Mr Cruikshank left the room, and reappeared a moment later with his papers. She stuffed the last of the biscuit into her mouth, then got up and went to sit next to him. He had a whole pile of them. Stuff she hadn’t even started yet!
She began going through them with him, showing him what she had done and what she hadn’t, and in the background she could hear Mum and the headmaster’s voices rumbling away. ‘We’re very conscious of the pitfalls, psychological and otherwise, that can occur if children are only encouraged to go in one direction … blah, blah, blah … If Costanza comes to us, while we would consider her mathematical ability an asset, her pastoral care would be …’
It sounded like it was going all right. Tanzie let her attention travel to what was on the page. It might have been renewal theory. ‘Yes,’ Mr Cruikshank was saying quietly, his finger on the page. ‘But the curious feature of renewal processes is that, if we wait some predetermined time and then observe how large the renewal interval containing it is, we should expect it to be typically larger than a renewal interval of average size.’
She knew about this! ‘So the monkeys would take longer to type Macbeth?’ she said.
‘That’s it.’ He smiled. ‘I wasn’t sure you’d have covered any renewal theory.’
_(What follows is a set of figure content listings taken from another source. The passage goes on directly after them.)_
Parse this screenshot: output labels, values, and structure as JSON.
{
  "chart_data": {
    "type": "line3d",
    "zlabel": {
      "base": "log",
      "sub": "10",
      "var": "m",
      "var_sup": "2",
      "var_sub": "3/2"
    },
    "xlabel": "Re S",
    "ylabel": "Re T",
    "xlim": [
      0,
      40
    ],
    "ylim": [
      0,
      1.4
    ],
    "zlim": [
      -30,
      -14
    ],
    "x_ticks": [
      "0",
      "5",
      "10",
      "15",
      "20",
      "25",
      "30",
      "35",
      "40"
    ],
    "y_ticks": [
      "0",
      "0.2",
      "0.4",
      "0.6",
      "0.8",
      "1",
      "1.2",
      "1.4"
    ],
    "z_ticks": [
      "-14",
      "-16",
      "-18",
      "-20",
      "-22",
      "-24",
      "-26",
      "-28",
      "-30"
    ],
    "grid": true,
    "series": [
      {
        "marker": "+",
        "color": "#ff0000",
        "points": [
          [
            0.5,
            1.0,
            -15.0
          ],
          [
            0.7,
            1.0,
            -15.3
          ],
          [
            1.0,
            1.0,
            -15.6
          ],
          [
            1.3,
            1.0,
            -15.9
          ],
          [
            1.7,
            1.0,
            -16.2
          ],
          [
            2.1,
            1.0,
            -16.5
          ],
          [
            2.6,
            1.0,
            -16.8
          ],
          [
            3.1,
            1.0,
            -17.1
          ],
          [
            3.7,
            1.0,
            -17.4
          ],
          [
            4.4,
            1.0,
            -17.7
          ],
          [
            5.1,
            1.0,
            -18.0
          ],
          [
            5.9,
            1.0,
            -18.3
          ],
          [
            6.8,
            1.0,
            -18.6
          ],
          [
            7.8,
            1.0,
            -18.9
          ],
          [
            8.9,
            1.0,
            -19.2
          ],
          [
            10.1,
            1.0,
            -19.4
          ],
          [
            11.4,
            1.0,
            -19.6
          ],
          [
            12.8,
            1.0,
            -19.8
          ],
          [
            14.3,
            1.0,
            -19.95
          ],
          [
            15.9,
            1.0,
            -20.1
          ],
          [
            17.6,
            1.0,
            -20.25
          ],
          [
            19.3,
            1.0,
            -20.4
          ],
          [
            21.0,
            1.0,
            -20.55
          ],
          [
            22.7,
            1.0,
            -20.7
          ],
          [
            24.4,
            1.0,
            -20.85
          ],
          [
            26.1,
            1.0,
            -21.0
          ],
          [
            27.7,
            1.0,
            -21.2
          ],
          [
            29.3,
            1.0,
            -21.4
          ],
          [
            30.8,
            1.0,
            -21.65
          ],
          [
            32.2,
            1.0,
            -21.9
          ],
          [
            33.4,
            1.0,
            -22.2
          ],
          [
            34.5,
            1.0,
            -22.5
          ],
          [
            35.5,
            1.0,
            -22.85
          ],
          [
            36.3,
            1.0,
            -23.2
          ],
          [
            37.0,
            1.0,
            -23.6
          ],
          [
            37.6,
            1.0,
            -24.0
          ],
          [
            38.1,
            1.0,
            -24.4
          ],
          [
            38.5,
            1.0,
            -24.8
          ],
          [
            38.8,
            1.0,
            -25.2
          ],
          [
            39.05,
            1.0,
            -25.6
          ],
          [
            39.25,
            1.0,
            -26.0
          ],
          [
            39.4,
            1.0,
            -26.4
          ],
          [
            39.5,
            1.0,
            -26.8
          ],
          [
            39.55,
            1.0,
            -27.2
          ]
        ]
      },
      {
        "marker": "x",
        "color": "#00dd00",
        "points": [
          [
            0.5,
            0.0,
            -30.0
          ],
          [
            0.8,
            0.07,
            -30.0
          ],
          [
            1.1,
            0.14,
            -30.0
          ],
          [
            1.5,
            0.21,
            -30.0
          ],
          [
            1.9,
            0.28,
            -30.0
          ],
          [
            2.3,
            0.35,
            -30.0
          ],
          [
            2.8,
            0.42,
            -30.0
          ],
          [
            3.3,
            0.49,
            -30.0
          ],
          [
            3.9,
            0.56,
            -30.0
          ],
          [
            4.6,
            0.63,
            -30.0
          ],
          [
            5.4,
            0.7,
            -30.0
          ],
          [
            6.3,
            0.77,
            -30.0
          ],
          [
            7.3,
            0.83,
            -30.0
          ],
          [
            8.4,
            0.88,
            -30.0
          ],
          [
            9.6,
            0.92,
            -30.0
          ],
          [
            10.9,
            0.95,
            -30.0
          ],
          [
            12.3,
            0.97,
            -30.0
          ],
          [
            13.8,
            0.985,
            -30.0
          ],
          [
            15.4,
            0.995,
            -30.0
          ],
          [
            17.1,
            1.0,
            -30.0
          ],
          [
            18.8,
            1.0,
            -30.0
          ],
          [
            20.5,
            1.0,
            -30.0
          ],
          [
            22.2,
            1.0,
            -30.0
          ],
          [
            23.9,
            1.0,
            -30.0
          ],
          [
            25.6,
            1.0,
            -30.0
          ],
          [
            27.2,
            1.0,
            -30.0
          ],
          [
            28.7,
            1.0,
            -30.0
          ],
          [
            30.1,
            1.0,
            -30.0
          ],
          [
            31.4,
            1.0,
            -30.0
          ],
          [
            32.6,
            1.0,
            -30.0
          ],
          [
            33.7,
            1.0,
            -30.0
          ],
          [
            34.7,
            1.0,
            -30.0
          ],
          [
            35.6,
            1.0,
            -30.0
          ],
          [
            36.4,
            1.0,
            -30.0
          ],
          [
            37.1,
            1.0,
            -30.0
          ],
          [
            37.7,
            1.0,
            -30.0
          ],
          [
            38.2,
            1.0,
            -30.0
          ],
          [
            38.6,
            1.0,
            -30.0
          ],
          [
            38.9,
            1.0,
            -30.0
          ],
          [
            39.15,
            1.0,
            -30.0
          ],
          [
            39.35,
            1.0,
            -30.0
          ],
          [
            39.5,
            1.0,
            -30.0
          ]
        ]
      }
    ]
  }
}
‘I haven’t, really. But Mr Tsvangarai told me about it once and I looked it up on the Internet. I liked the whole monkey thing.’ She flicked through the papers. There was tons of it. The numbers sang to her. She could feel her brain sort of humming she wanted to read them so much. She knew she had to go to this school. ‘Mum,’ she said. She didn’t usually interrupt, but she was too excited and forgot her manners. ‘Do you think we could get some of these papers?’